Ed Rendell: The Oral History

Looking back on the former mayor as his political career in Pennsylvania nears its end.


• Paul Levy:
Ed has a reputation of strong opinions and shouting at people. But if you went in to meet with him, you could disagree with him and that was fine.

• Sharon Pinkenson
: The first really big opportunity I had to speak in front of a lot of people was the world premiere of Philadelphia in 1993. Tom Hanks and Denzel Washington and Jonathan Demme — everyone was there. And I had all these crib notes about what I was going to say. The Mayor — in front of everybody — took all my papers, laughed, tore them into pieces, and threw them into the audience. I thought I was going to faint.

• Dawn Dugan:
We always had meetings in dog parks, the most off-the-wall places. He was always having to go feed his dogs.

• Alan Kessler: I used to be a township commissioner in Lower Merion. So one Sunday I get this call while I’m home and it’s this wild man, of Indian descent, who says his name is Dr. Rasna Jandi. “Mr. Kessler! Mr. Kessler! You’re my local elected official! You have to help me! My toilet is stopped up and the shit is all over the place!” And I’m looking at the phone like this is a wacko caller. I hang up. Phone rings two minutes later and it’s the same guy. So I finally said, “Look, this sounds like an issue for the EPA, call the Environmental Protection Agency.” About three months later, I’m at this public event and Ed puts his arm around me.

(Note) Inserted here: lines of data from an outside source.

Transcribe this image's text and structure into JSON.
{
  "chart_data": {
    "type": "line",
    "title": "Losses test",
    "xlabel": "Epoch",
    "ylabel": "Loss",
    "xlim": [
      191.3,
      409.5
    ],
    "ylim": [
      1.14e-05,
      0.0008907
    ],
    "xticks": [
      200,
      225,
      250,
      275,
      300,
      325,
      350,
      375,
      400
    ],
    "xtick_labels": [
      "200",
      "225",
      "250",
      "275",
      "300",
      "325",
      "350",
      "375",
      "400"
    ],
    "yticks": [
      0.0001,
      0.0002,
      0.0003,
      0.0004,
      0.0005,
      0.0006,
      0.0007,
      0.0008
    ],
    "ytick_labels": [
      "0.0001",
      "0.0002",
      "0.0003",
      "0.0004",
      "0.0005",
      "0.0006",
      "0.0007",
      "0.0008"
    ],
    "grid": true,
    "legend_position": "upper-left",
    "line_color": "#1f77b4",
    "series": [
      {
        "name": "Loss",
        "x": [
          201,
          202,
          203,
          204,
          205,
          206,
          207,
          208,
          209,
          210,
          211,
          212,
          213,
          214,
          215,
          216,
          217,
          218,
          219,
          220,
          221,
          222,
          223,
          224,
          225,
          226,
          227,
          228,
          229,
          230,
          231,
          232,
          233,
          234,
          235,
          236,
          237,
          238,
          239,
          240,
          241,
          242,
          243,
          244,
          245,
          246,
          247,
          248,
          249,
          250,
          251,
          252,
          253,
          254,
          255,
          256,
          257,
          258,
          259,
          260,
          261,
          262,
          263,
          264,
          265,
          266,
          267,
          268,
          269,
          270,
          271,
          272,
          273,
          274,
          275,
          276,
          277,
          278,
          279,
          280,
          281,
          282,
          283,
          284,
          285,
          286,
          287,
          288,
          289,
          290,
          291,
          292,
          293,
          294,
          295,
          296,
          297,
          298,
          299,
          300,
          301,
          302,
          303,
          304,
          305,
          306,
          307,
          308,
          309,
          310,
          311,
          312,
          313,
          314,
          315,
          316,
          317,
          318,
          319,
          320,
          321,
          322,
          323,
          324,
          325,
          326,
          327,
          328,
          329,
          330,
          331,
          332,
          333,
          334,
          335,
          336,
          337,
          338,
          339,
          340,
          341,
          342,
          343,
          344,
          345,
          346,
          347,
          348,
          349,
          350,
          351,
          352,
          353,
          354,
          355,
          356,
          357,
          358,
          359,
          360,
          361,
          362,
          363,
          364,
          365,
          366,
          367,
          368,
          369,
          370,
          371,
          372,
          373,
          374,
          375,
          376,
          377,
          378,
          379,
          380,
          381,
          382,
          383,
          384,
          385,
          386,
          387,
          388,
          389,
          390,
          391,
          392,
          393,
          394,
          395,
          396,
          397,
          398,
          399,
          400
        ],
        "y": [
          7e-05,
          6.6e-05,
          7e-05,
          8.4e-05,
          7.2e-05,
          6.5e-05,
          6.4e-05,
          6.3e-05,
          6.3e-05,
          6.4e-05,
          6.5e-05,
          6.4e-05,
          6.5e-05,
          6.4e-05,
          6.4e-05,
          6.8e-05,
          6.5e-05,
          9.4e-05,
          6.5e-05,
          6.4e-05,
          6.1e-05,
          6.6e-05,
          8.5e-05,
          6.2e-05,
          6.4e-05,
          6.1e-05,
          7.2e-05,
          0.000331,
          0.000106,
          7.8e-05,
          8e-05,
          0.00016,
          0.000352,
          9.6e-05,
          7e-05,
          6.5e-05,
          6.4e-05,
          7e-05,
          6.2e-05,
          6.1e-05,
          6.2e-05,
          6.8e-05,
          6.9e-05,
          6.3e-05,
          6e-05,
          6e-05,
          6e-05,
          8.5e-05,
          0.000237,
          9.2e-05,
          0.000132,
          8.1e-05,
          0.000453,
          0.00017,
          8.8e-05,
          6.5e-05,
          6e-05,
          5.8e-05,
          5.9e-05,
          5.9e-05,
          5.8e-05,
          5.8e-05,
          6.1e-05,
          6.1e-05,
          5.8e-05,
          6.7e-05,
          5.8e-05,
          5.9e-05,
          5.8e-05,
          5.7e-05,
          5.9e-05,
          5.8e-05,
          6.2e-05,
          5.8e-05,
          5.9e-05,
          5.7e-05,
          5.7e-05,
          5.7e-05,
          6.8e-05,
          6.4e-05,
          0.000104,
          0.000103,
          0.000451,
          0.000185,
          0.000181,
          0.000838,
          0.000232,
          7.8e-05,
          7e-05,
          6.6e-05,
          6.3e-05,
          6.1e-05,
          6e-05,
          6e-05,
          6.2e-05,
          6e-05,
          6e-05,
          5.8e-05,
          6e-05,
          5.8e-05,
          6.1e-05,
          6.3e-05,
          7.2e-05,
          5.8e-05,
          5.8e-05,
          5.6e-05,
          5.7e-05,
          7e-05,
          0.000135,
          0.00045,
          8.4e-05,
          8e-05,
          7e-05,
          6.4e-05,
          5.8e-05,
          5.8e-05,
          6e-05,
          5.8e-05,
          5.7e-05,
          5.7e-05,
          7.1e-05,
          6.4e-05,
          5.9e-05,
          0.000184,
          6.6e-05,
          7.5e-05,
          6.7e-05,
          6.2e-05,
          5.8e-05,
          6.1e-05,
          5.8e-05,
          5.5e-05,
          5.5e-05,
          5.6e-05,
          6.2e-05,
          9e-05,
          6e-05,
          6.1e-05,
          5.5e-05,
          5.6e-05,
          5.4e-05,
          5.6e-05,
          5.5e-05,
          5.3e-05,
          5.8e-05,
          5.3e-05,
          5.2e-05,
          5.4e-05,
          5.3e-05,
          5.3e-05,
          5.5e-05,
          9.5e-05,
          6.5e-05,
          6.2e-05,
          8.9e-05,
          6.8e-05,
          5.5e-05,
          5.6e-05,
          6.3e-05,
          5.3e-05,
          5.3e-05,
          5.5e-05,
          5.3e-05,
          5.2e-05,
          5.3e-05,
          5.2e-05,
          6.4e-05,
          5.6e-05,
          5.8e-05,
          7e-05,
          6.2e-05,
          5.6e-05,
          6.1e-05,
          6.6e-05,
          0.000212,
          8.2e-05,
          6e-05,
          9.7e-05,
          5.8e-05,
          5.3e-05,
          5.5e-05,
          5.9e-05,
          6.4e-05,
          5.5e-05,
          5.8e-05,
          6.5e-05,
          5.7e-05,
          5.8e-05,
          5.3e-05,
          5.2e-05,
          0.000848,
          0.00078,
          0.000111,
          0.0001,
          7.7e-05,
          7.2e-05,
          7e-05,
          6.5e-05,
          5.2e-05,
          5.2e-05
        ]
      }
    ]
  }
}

He says, “I just wonder, do you ever have to handle environmental matters?” I said “What? Of course townships have environmental matters.” He said, “Do you ever deal with constituents’ environmental problems? Maybe Indian descent?” I just cracked up.

• Neil Oxman:
There are a lot of misanthropes in this business. But Ed’s not like that. He genuinely likes people.

• Bob Brady: When Ed was mayor-elect, he promised four different people they would be chairman of the Parking Authority. But nobody got mad. I would get killed for that. When he makes a commitment, you don’t know if he’ll keep it. But he makes people happy.

AMERICA’S MAYOR

By the mid-1990s, Philadelphia had new momentum. City finances had stabilized, and new projects—including the Convention Center, the Kimmel Center and numerous downtown hotels—were under way. Al Gore dubbed Rendell “America’s Mayor.”

• Alan Kessler: You walked down the street with him and it wasn’t “Mayor this” or “Mayor that.” It was “Ed, how you doing?” “Hey Eddie!” People felt they knew him.

• Rudy Giuliani
, mayor of New York from 1993 to 2001: I got to know him when I was running for mayor. I just asked him for advice: How do you handle it? You seem to be changing things. I can summarize his advice real simply. He said, “Talk a lot. Set the agenda. Don’t be shy. You’ll be the 800-pound gorilla in the public dialogue. You shape the debate.”

• Neil Stein, former owner, Striped Bass and Rouge: During those days, he loved it so much, he was out all the time, was always with different people in different restaurants. And being that I had one of the great seafood restaurants in the country, Ed was in there a lot.